The driver of the Tesla was found on the ground, unable to function properly. Police described him as trying to sleep, after he complained about being very “tired”.
That makes it a slightly different case than just DUI, or the usual claim that Tesla controls are so poorly designed people fatally slam the accelerator when they try to stop.
All signs so far here point to a Tesla owner expecting the dangerous fraud of Tesla “FSD” to completely operate his vehicle (as I warned a week ago).
Since he couldn’t really stand and struggled to crawl into the police car, it also raises the question if someone else put him in the Tesla and pushed the buttons to send him into disaster.
And on that note, his Tesla’s software suicidally drove into the back of a truck parked on the highway shoulder, destroying itself and seriously injuring the truck owner.

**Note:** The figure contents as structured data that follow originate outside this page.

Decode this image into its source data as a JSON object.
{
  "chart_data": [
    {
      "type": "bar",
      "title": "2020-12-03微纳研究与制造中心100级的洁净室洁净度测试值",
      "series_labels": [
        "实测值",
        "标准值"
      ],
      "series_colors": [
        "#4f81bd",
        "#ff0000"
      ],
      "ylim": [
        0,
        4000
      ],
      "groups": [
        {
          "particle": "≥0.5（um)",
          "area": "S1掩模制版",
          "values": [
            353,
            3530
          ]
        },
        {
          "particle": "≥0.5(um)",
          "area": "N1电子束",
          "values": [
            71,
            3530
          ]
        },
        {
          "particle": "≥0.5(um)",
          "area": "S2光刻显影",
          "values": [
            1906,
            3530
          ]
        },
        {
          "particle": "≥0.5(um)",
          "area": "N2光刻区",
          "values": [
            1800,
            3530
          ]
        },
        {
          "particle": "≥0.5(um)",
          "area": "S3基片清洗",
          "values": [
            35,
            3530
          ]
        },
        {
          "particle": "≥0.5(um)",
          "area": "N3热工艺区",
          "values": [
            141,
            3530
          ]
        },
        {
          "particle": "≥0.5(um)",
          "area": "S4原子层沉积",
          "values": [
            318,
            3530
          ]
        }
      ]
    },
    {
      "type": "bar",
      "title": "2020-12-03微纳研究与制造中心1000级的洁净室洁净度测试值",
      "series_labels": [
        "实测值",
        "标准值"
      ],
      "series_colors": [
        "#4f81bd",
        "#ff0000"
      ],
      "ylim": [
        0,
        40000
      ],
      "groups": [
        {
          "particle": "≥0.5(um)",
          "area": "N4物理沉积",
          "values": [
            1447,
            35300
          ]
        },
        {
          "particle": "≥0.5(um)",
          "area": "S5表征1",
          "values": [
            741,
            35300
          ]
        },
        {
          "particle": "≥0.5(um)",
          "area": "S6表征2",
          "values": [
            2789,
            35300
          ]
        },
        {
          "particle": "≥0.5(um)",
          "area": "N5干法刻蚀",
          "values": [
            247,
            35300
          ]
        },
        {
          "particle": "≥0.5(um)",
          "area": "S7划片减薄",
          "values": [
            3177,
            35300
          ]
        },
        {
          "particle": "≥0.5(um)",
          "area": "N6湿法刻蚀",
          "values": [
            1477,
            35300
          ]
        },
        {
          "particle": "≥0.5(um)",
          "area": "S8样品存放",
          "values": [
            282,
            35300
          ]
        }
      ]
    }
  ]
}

If that truck had been any heavier and stayed put instead of moving — hadn’t been designed so well with crumple zones — the Tesla owner would surely be dead like the hundreds of others.
This is as good a time as any to remind everyone that Nissan’s Leaf EV outsold Tesla through at least 2017 and has delivered the opposite of this chart.
Safety statisticians put the impressive Nissan EV design like this:
The chart means when 1 million US Leafs are driven for a year the IIHS predicts that only 5 of the drivers will die. That’s very low. The IIHS industry average is 36.
In Tesla terms: 200,000 of their cars were on the road in 2017 and 11 people died. That leaves us with an IIHS rate of 5 predicted dead in a Nissan, versus an actual rate of 50 reported dead if we scale to the same number of Tesla (far worse than industry average and not getting any better).
We use tesladeaths.com for this math primarily because it’s a site based on Elon Musk’s braggadocios safety claims, and particularly his request that his cars be measured on total deaths caused.
So be it.
Nissan engineering in fact did so well at safety it had zero crashes — again, that is ZERO — to report into automation regulators.
Nissan, with over 560,000 vehicles on the road using its ”ProPilot Assist,” didn’t have to report any crashes, the company said.
Looking back at Tesla it was responsible for 10 out of 10 fatalities using “driverless”. It’s a car company embroiled in dozens of investigations for deadly design flaws let alone a huge number of unnecessary crashes (273 reported so far to regulators including five fatalities).
A design failure at driver alertness monitoring coupled with a design failure at driver assistance? This crash indicates again Tesla is unsafe by design and its fatalities will scale ever higher unlike other far better engineered cars.